Just for fun.
I learned a lot from a friend whose signature is "X".
He is an interesting person and also smart. Actually he is 3 yeard
above me, perhaps I should not use the term "friend". Anyway, he will
not mind.
One thing we did while we were both in NTU was taking care of the clarinet
by ourselves. There was a good clarinet repair person in Taiwan but he
charged very expensive. So, we bought the pads from music store and
glue from local grocery store and change the pads, oil the clarints,
adjust the strength of the springs by ourselves. X started doing that
after some reading on a book about clarinet then
I learned it from him. It was a lot of fun doing that. Things changed
later because they did not sell pads in music stores anymore. That was
the end of our happy period with our clarinets. Why they stop selling
pads? I never know.
I was not very careful all the time. One day I burned my Bb clarinet
while trying to fixed one pad. I was scared but did not tell anyone. The
clarinet looks fine except some small texture change in the upper join.

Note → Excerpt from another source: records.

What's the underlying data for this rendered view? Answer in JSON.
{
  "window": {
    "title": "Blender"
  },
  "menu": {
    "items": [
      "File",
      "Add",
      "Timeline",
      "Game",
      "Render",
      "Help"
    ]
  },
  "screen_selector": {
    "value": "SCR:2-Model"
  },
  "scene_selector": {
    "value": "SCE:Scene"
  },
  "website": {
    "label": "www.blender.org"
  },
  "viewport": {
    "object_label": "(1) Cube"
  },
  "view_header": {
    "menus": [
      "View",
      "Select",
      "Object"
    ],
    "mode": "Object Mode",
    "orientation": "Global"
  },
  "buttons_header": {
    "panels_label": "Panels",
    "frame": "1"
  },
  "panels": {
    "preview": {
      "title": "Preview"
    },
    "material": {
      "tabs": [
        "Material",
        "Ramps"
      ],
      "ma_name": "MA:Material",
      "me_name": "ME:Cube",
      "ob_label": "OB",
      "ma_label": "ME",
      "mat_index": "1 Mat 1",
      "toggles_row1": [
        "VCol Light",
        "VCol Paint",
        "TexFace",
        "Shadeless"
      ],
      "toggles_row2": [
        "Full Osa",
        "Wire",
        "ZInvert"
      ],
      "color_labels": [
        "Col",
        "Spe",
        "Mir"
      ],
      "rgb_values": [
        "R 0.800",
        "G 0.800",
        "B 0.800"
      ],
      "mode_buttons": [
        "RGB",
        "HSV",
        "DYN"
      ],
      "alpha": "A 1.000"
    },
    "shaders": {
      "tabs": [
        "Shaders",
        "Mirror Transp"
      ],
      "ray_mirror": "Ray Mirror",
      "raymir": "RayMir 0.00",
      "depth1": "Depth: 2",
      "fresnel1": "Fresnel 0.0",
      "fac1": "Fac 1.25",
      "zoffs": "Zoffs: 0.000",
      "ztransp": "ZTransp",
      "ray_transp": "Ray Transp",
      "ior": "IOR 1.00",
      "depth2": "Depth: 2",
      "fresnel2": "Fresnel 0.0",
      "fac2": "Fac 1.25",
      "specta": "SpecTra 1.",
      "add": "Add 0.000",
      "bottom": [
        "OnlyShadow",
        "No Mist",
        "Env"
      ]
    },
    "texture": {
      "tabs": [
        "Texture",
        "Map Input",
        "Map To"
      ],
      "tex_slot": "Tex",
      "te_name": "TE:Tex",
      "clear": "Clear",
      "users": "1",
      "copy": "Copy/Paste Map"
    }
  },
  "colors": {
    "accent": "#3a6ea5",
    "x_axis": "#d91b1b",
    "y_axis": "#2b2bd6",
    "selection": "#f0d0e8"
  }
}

What happened after that? Nothing. I am still using that clarinet now and
It sounds as though nothing has ever happened.
For me, the other scaring moment was when I took my clarinet to that
very good repair person to work on. Since we did not have new pads to
work with, I had no choice but to hand my clarinet to him. I was suprised
when he worked on my clarinet without mentioning the "burned part" and
the pad work I had done (he was very unfriendly whenever he found any
pad which was not replaced by him). Why he could not tell it was my
pad work? I guess he just looked at the pads and they were from Buffet,
the same as his choice (different from other repair person).
I know why it does not matter to "burn" my clarinet now. But it's
been 7 or 8 years since I worked on my pads. I am not sure if I will
do all the maintance work by myself anymore.